Et les histoires se poursuivent. À tour de rôle, Aissatou de Guinée, Albertine du Libéria, Farzana et Sajida d’Afghanistan, Goleh d’Irak et Hodane de Somalie livrent leurs récits de vie, où l’espoir d’une vie meilleure les a conduites jusqu’en Suisse. Des tragédies qui ont fini par bouleverser le public. « J’en ai la chair de poule » me confie mon voisin, effondré dans son fauteuil. Claire poursuit : « La guerre c’est comme ton bateau qui coule, et il faut savoir nager pour en réchapper» selon Albertine, l’une de ces damnées de la Terre. Arrachées à leurs vies, à leurs proches et à leurs familles, ces femmes doivent s’adapter à la vie en Suisse, un pays où tout leur est totalement étranger. Dans ces moments, la salle reprend son souffle, compatissant au destin des personnages au cœur de cette lecture musicale et dessinée. Pendant plus d’une heure, « les Migrantes » tiennent toutefois la salle en haleine. Au bout du bout, l’auditoire est bouleversé. Claire en profite pour raconter comment cette pièce est née.

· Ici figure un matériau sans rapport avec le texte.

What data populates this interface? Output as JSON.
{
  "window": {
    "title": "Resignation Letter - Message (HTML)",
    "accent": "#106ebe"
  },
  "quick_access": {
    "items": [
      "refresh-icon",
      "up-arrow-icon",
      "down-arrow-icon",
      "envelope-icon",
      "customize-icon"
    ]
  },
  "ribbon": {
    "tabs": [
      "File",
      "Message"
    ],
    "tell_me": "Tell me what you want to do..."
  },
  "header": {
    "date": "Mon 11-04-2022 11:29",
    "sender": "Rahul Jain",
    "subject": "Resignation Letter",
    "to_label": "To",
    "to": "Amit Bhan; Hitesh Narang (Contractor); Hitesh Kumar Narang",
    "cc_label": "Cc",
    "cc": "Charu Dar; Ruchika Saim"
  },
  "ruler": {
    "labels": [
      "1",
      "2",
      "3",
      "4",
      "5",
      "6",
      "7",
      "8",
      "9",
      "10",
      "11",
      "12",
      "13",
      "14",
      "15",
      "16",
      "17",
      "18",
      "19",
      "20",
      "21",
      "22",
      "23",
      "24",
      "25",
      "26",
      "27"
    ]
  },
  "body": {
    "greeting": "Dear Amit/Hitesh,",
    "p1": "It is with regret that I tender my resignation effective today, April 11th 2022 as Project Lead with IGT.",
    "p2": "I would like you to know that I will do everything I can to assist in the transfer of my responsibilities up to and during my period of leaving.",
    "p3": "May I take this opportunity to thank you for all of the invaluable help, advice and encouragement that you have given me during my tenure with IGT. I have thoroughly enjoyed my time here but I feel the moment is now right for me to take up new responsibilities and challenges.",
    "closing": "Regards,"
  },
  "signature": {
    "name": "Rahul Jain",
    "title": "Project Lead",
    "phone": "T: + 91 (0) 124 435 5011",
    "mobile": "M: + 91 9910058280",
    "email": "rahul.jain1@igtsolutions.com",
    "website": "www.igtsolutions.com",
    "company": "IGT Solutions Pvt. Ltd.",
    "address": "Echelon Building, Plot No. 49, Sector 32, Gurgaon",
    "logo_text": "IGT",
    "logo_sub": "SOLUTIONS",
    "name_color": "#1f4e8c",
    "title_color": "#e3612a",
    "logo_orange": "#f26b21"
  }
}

« A la demande de l’association Camarada, un centre d’accueil pour femmes migrantes,  je me suis rendue auprès de ces femmes pendant plusieurs mois. J’y ai croisé des regards, écouté des récits, répondu à des sourires et partagé des repas. J’ai aussi écrit » raconte-t-elle. Les illustrations en direct de l’artiste Suzy Vergez sont réalisées à partir de techniques inventives (aquarelle, collage, tampons, eau de javel, encre…). La musicienne et chanteuse Alexandrine Guédron a superbement accompagné ces récits qui ont fait plonger le public au cœur des émouvants récits de ces femmes réfugiées, qui ont dû quitter leur pays pour se reconstruire ailleurs.

Cette performance a été  donnée à Genève, au Musée international de la Croix-Rouge, le 1er décembre 2013, en coproduction avec le Théâtre de Carouge. Notons enfin que Claire Audhuy a joué « les Migrantes » devant des lycéens de Kessel. Elle a également lu une œuvre devant des enfants pensionnaires des foyers de Caritas.